LUHANSK, August 22 (RIA Novosti) – The first group of Russia’s aid convoy trucks that crossed into Ukraine earlier on Friday have rolled into the stricken city of Luhansk in eastern Ukraine, the city authority said.
“They have begun to unload humanitarian cargo which will then be distributed among the population,” a source in the Luhansk city administration said.

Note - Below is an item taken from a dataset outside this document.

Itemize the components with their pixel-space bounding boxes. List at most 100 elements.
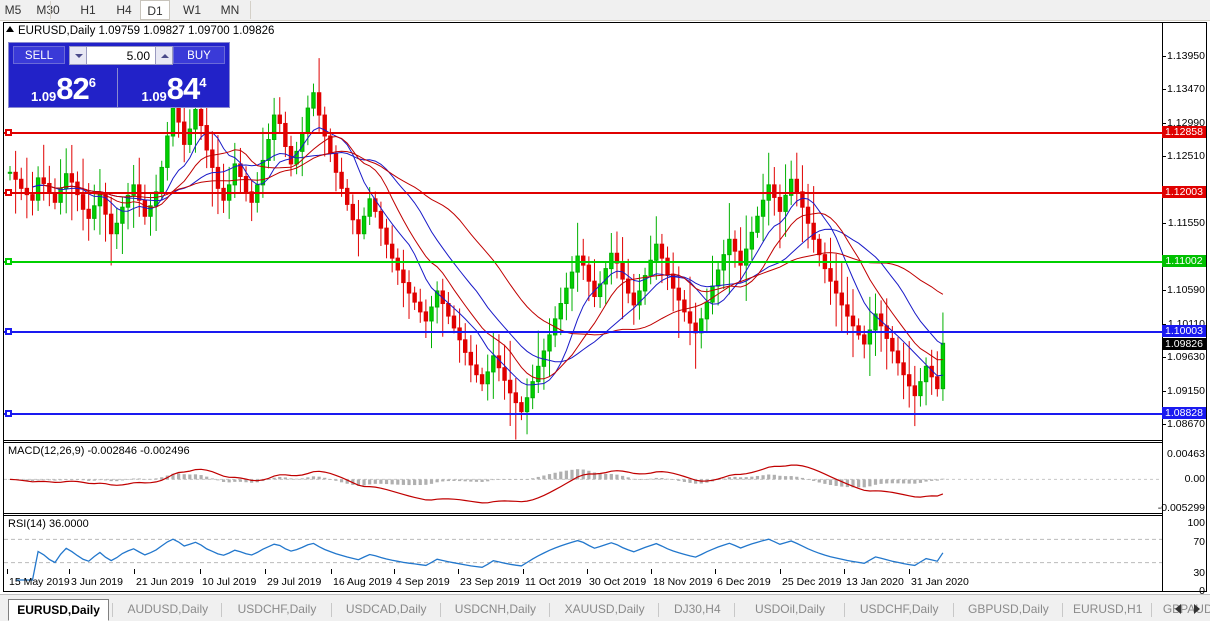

The source did not rule out that several trucks may have headed for the Donetsk republic to the west of Luhansk, where a worsening humanitarian crisis has trapped thousands without access to food, running fresh water or electricity.
As of now, around 130 trucks have reportedly arrived in the city, numerous media reports suggest.
The Luhansk administration said it had set up a “special commission” that will pick “priority groups” to distribute food and water packages among the residents of the besieged Ukrainian city, which in 2013 was home to more than 425,000.
A convoy of 280 trucks carrying food, medicine and other essentials for people in eastern Ukraine set out from near Moscow on August 12. It had been stranded at the border with Ukraine for more than a week.
Earlier on Friday, several dozens of Russian trucks carrying humanitarian aid crossed the border into Ukraine allegedly without clearance by Ukrainian customs officials or a Red Cross escort. Militia in Luhansk already confirmed the arrival of the first trucks.
The Russian Foreign Ministry has accused Kiev of dragging its feet on customs checks in an attempt to quell the uprising by starving people in the restive provinces until “there is no one left to be helped.”